大正9年、天来は49歳。新しい筆法がまさに完成しつつある時期の傑作だと言えるでしょう。躍動感が見る人を圧倒します。今後、いつ展示されるかわかりませんので、ぜひこのチャンスにご覧いただきたいと思います。

 

天来は昭和12年2月15日に東大病院に入院し、手術を待つ間に作品104点を揮毫します。これが収録されたのが、生涯唯一の自選作品集「天来先生戊寅帖」です。

手術を終え、4月に退院し小康を得ましたが、癌が再発し、鎌倉へ戻ります。これ以降の作品の多くは「天来老人」あるいは「画沙老人」という落款をもち、それ以前とは異なった雰囲気を持っています。

上の作品は、昭和13年11月、絶筆と同時期に書かれたもの。起き上がることができないので、ベッドに工夫をして寝たまま書きました。一字一字が切り離され、深い静けさを感じる作品です。

 

続いて、妻、小琴にうつります。かな作家でした。

結婚した頃の写真です。上右が天来(30歳)、中央が小琴(16歳)、なんと14歳も年が離れています。結婚前の二年間、阪正臣先生の内弟子として、家事手伝いや子守をしながら勉強しました。妻というより、天来の忠実な弟子だった、と息子、南谷は書いています。

天来が他界したとき小琴は54歳。その後は夫にかわって講習会に出講したり、教科書を書いたり、後進の育成に努めました。人柄そのままの素直で、古典の味わいを今に伝えるオーソドックスな書風が特徴です。

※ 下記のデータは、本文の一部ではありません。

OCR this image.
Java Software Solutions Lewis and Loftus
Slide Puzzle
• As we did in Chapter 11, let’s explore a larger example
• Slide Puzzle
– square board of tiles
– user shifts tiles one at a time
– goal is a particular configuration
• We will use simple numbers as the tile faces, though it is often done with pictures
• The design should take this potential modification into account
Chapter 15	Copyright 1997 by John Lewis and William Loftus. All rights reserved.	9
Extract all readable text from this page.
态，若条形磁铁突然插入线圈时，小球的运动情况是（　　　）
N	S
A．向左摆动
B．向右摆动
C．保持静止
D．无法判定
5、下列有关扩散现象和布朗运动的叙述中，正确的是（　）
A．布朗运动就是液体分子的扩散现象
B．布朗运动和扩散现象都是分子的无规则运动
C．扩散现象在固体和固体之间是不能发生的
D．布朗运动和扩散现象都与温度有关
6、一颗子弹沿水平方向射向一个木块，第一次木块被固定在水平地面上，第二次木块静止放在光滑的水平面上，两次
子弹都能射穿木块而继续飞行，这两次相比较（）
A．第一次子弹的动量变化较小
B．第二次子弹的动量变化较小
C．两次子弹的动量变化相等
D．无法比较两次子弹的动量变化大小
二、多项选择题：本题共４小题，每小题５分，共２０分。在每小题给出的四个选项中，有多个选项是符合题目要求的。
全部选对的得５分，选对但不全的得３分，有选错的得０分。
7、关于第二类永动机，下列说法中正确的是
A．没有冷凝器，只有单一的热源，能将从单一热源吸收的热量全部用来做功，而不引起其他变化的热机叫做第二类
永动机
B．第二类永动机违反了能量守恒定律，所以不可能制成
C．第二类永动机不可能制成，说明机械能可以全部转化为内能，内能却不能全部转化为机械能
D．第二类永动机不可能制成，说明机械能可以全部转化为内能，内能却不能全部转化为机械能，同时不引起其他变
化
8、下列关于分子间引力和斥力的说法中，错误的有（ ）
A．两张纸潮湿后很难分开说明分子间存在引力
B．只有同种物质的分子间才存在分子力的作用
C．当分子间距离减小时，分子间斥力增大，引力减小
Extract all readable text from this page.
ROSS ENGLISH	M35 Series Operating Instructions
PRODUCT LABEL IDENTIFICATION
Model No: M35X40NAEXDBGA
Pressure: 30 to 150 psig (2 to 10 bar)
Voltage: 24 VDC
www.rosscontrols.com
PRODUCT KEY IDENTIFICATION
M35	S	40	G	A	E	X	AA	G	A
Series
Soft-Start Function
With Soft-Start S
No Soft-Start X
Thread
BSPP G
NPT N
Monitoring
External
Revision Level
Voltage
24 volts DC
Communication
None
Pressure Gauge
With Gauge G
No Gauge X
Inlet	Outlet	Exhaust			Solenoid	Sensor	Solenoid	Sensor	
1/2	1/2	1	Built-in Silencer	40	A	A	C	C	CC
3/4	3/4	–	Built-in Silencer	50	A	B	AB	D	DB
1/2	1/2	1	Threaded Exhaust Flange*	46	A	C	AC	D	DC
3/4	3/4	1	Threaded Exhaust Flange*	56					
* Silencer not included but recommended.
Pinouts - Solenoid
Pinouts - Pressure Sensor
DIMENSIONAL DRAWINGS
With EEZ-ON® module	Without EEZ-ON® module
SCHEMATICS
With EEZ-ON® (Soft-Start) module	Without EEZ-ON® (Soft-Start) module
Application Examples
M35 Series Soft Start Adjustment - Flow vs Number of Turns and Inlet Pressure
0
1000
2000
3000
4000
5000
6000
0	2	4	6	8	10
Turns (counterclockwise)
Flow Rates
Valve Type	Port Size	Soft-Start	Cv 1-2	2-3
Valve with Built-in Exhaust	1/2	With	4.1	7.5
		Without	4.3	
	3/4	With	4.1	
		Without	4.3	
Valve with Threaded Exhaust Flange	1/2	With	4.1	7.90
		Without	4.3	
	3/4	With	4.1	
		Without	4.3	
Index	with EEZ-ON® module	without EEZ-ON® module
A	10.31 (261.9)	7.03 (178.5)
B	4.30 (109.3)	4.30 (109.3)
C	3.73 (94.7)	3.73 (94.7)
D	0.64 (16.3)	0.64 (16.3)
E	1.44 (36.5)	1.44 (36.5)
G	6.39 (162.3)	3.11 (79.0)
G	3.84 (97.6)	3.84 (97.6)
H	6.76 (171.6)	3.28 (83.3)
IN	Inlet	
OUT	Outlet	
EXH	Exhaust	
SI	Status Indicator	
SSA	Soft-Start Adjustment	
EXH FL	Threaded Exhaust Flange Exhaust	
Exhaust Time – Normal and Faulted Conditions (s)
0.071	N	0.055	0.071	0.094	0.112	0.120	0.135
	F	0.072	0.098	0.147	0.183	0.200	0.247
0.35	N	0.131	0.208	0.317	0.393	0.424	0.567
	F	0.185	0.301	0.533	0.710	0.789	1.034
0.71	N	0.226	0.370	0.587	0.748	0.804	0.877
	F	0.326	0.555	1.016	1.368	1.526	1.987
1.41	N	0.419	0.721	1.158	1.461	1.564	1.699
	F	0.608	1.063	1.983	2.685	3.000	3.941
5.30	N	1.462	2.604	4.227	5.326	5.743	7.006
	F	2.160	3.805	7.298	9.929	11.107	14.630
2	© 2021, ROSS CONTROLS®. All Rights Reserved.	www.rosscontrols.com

昭和23年64歳のとき、「筆草」を用いて書風に新境地を拓きます。

 

左が「筆草」。この作品は謡曲「羽衣」を書いたものですが、それまでの流れるような筆致と異なり、一種の「渋み」のような味わいを感じます。

この年の5月3日、小琴は64歳で他界しました。

これから作品が変わっていく! という時期でした。

 

さて、ここからは「筆草」のお話です。みなさん、見たことありますか?

二年前の3月、熊野町筆の里工房の「破壊と創造ー比田井天来・小琴 芸術書に捧げた生涯」展の講演で、上の筆草についてお話しました。

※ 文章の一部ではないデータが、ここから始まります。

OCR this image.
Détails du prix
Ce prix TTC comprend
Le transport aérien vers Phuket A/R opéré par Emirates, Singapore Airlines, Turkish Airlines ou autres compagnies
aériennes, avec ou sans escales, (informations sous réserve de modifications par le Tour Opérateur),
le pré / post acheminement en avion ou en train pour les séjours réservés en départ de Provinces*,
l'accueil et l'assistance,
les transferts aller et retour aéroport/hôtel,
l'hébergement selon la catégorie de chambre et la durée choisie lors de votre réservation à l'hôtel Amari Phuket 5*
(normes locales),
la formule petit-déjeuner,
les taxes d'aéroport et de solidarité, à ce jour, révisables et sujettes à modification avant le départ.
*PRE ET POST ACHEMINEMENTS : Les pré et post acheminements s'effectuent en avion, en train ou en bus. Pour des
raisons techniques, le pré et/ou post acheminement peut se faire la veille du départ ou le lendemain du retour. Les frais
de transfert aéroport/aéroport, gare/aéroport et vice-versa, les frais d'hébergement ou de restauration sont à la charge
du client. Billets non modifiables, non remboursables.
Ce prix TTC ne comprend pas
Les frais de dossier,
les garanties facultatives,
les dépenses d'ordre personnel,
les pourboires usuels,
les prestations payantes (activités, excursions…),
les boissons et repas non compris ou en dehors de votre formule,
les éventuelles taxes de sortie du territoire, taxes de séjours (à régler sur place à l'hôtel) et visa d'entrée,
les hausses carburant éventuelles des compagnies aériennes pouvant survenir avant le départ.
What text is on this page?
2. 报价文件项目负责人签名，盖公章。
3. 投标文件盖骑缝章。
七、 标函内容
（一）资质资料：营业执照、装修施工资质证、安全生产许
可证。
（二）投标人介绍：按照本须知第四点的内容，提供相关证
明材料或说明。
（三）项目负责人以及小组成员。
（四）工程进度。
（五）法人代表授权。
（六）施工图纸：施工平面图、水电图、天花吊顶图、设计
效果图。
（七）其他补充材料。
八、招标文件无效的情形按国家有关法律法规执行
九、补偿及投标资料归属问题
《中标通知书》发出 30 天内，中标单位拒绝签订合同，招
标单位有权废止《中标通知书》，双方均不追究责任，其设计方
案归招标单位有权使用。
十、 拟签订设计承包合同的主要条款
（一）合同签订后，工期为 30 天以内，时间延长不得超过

8月、毎日書道展広島展で、比田井天来の「黒木御所遺阯」の肉筆を展示してくださり、私を招待してくださったのですが、そこで、なんと、島根県にお住まいの佐々木龍雲先生のご令室、良子先生が、大量の筆草をプレゼントしてくださったのです! 講演を聞いてくださり、筆草を探してくださったのだそう。しかも、採りにいらしたときの写真まで!

 

筆草は「弘法麦」ともいい、海岸に生えるそうです。こんなふうに、段差のあるところにいいものができるそう。一番よい時期は寒い寒い1月。暖かくなると太陽にあたってぼろぼろになるので、ぎりぎり3月まで。夏になるとこの段差は水に洗われて、普通の砂浜になるのですって。

 

 枯葉を整理して、歯ブラシで水を流しながら砂を洗い落とすと

 

おお、筆の形になりました。

お友達と採取していらっしゃる写真もいただいているのですが、ここにアップしていいのかな?

許可をいただいたら、改めてアップしますね。